Rainer Downar: Rund sechs Millionen Kunden kommen in Zentraleuropa für die Einsteigerlösungen in Frage – das ist natürlich ein theoretischer Wert. Aber wer sich einmal für ein Programm aus unserem Hause entschieden hat, den können wir auch bei seinem Wachstum mitführen. Außerdem versuchen wir auch die 60 Prozent unserer Bestandskunden, die nur ein Produkt von uns einsetzen, durch Crosselling oder Upsale auf weitere Module oder zusätzliche Programme zu führen.

Produkt-Nachfolger gesucht

Markt und Mittelstand: Bei der Vorstellung der Zahlen und der Unternehmensstrategie haben Sie erklärt, dass Sie die Produktbereiche vereinfachen und nun in die zwei Bereiche „Growth“ und „Heritage“ untergliedern. Welches Segment beinhaltet was?
Rainer Downar: „Growth“ ist das Wachstumssegment. Das zeigen schon die F&E-Ausgaben. 87 Prozent der Aufwendungen fließen in die Weiterentwicklung der Produkte. Im „Heritage-Segment“ sind etwa Produkte mit geringem Wachstum oder geringem Marktanteil oder ältere Produkte am Ende ihrer Lebenszyklen angesiedelt.

Markt und Mittelstand: Bedeutet dass alles, was in „Heritage“ steckt, früher oder später abgeschafft wird?
Rainer Downar: „Heritage“-Produkte sind für uns diejenigen Lösungen, mit denen wir groß geworden sind und die auch heute noch einen großen Anteil unseres Umsatzes ausmachen. Wir haben daher auch nicht die Absicht, diese Produkte einzustellen oder deren Anwender auf neue Produkte zu migrieren. Denn unsere „Customer for Life“-Strategie besagt, dass wir unsere Kunden lebenslang behalten wollen. Daher werden auch „Heritage“-Produkte weiter gewartet und z.B. auf dem neuesten Stand der Gesetzgebungen gehalten. Die Kunden können also  weiter mit diesen arbeiten. Es wird aber auch Nachfolgelösungen geben, die modernere Technologien einsetzen, Mobile- oder Cloud-fähig sind etc. Wenn ein Kunde letzteres will, sollte er überlegen, umzusteigen.

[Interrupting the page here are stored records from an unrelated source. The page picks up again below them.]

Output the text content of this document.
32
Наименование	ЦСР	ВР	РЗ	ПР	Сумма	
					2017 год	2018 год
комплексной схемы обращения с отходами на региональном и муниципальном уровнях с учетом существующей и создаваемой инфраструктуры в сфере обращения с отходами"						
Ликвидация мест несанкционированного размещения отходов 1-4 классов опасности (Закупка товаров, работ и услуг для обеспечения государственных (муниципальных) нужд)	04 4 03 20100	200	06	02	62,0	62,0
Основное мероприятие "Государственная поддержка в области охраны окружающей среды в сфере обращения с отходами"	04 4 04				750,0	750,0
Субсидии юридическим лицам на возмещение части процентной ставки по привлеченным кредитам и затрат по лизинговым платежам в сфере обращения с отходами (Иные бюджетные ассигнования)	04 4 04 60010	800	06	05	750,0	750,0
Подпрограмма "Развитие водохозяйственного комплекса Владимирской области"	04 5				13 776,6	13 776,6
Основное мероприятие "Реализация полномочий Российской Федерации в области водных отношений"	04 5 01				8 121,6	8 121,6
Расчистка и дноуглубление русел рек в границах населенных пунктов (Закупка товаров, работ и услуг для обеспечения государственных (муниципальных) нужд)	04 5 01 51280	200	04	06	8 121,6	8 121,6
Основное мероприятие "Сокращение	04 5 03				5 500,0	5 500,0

Markt und Mittelstand: Was erwarten Sie auf dem IT-Markt im kommenden Jahr? Was werden die wichtigsten Trends 2016 sein?
Rainer Downar: Sicherlich wird das Thema Cloud eine zentrale Rolle in der Strategie der Unternehmen spielen. Das hat Auswirkungen auf die Geschäftsprozesse. Die Digitalisierung wird die Buchhaltung so einfach machen wie Online-Banking. Denn dann können die Belege elektronisch erfasst, abgespeichert und an den Steuerberater übergeben werden. Eine Hardcopy ist dann nicht mehr notwendig. Außerdem ist Outsourcing  beim Personalwesen eine starke Entwicklung. Die Kunden wollen diese Betreuung ihrer Mitarbeiter als Service bei der Entscheidung für eine HR-Lösung dazu buchen.